Add an Application Delegate to Configure New Scenes
Before an app connects a new scene, the system asks the application delegate to provide the configuration for the new scene, including the class to use as its own delegate. By providing this configuration, your app can use your custom delegate implementation and correctly process accepted CloudKit share invitations. Because SwiftUI apps don’t include an application delegate, you need to add one to your app’s target.
Right-click your project in Xcode’s Project navigator and select New File. Choose the Swift File template and name the file AppDelegate.swift. Open the new file in Xcode’s source editor and add the following code, which configures each new scene to use the custom SceneDelegate class from the previous section.

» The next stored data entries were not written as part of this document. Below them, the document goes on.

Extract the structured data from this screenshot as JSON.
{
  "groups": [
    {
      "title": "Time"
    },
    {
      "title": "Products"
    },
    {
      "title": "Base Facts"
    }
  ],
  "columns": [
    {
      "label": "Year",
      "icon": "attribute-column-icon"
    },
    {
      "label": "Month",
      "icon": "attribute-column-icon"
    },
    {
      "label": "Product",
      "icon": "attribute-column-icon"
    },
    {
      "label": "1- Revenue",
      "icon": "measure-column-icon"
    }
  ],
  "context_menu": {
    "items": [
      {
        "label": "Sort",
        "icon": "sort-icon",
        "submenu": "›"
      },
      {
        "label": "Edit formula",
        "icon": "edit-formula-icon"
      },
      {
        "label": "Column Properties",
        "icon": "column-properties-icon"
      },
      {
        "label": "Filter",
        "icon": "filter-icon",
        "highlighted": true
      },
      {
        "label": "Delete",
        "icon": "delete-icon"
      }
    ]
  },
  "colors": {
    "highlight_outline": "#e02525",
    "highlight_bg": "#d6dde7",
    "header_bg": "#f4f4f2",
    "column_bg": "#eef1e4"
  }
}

class AppDelegate: UIResponder, UIApplicationDelegate {
func application(_ application: UIApplication, configurationForConnecting
connectingSceneSession: UISceneSession,
options: UIScene.ConnectionOptions) -> UISceneConfiguration {
// Create a scene configuration object for the
// specified session role.
let config = UISceneConfiguration(name: nil,
sessionRole: connectingSceneSession.role)
// Set the configuration's delegate class to the
// scene delegate that implements the share
// acceptance method.
config.delegateClass = SceneDelegate.self
return config
}
}For more information on scene configuration, see application(_:configurationForConnecting:options:).

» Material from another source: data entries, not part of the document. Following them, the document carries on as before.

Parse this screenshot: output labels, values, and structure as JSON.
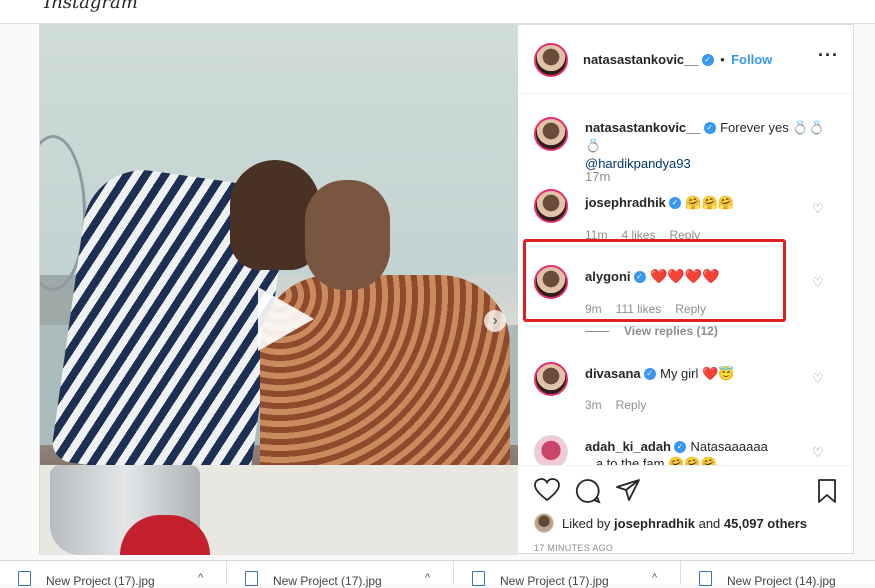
{
  "post_header": {
    "username": "natasastankovic__",
    "separator": "•",
    "follow_label": "Follow",
    "more_icon": "ellipsis-icon"
  },
  "caption": {
    "username": "natasastankovic__",
    "text": "Forever yes 💍💍💍",
    "mention": "@hardikpandya93",
    "time": "17m"
  },
  "comments": [
    {
      "username": "josephradhik",
      "verified": true,
      "text": "🤗🤗🤗",
      "time": "11m",
      "likes": "4 likes",
      "reply": "Reply"
    },
    {
      "username": "alygoni",
      "verified": true,
      "text": "❤️❤️❤️❤️",
      "time": "9m",
      "likes": "111 likes",
      "reply": "Reply",
      "view_replies": "View replies (12)"
    },
    {
      "username": "divasana",
      "verified": true,
      "text": "My girl ❤️😇",
      "time": "3m",
      "reply": "Reply"
    },
    {
      "username": "adah_ki_adah",
      "verified": true,
      "text": "Natasaaaaaa",
      "subtext": "...a to the fam 🤗🤗🤗"
    }
  ],
  "likes_line": {
    "prefix": "Liked by",
    "liker": "josephradhik",
    "and": "and",
    "count": "45,097 others"
  },
  "timestamp": "17 MINUTES AGO",
  "taskbar": [
    {
      "label": "New Project (17).jpg"
    },
    {
      "label": "New Project (17).jpg"
    },
    {
      "label": "New Project (17).jpg"
    },
    {
      "label": "New Project (14).jpg"
    }
  ],
  "colors": {
    "link": "#3897f0",
    "highlight": "#e02020",
    "text": "#262626",
    "muted": "#8e8e8e"
  }
}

Modify Your App to Utilize the Application Delegate
After you add the scene and application delegates to your app’s target, use the UIApplicationDelegateAdaptor property wrapper to instruct your app’s top-level object — the structure that adopts SwiftUI’s App protocol — to initialize and manage an instance of the application delegate at runtime, as shown in the following example.
@main
struct SharingExample: App {
// Instruct SwiftUI to use the custom AppDelegate class
// as the app's application delegate.
@UIApplicationDelegateAdaptor var appDelegate: AppDelegate
var body: some Scene {
WindowGroup {
ContentView()
.environment(\.managedObjectContext,
CoreDataStack.shared.persistentContainer.viewContext)
}
}
}With this change in place, whenever the user accepts a CloudKit share invitation, SwiftUI notifies the active scene’s delegate where you can process the accepted invitation accordingly.